Jugendamtsleiter: Mehr Personal, Prozesse beschleunigen

Jugendamtsleiter Hinrich Köpcke bestätigt die drei Inkassoverfahren, sowas sei nicht die Regel. Der Träger habe „damit recht gehabt, das akzeptieren wir“. Grundsätzlich erstellen Träger mit ihrem „Heimat“-Jugendamt eine Entgeltvereinbarung für die Leistungen, diese gelten dann bundesweit, auch in Duisburg. „Die akzeptieren wir ebenfalls“, sagt Köpcke. Wenn ein Kind von einem Träger außerhalb Duisburgs betreut werde, lasse man sich aber alle Vereinbarungen schicken, um sie zu prüfen. Dass es zu so vielen Nachfragen gekommen sei, hänge unter anderem mit Sonder-Vereinbarungen zusammen. Auch Zusatzleistungen müssten individuell nachverhandelt werden. „Ich halte das für verantwortlich, da geht es um viel Geld.“

 Jugendamtsleiter Hinrich Köpcke / Stadt Duisburg
Hinrich Köpcke, der Leiter des Jugendamtes in Duisburg, hofft, dass die Rechnungsabwicklung durch weitere Stellenbesetzungen beschleunigt werden kann. © FUNKE Foto Services | Martin Möller

Die Personaldecke sei extrem knapp gewesen, inzwischen seien aber 22 von 25 Stellen besetzt worden.

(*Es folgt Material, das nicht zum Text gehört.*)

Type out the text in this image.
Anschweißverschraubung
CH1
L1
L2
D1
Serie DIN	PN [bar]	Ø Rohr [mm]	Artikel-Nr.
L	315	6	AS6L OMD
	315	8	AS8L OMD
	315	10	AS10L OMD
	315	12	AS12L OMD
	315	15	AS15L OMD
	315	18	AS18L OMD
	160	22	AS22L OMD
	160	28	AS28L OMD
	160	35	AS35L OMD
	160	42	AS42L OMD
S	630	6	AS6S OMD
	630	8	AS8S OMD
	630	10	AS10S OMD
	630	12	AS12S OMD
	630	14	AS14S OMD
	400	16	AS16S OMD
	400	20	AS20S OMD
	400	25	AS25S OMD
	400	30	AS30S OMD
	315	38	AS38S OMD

Um das zu erreichen, sei ein mittlerer Dienst eingezogen worden. Zudem ist eine Personalbemessung vorgesehen. Mit einem eigenen Einarbeitungsbüro sollen zusätzlich Prozesse beschleunigt werden. „Ich danke explizit allen Kolleginnen und Kollegen, die sich dafür engagiert haben“, so Köpcke.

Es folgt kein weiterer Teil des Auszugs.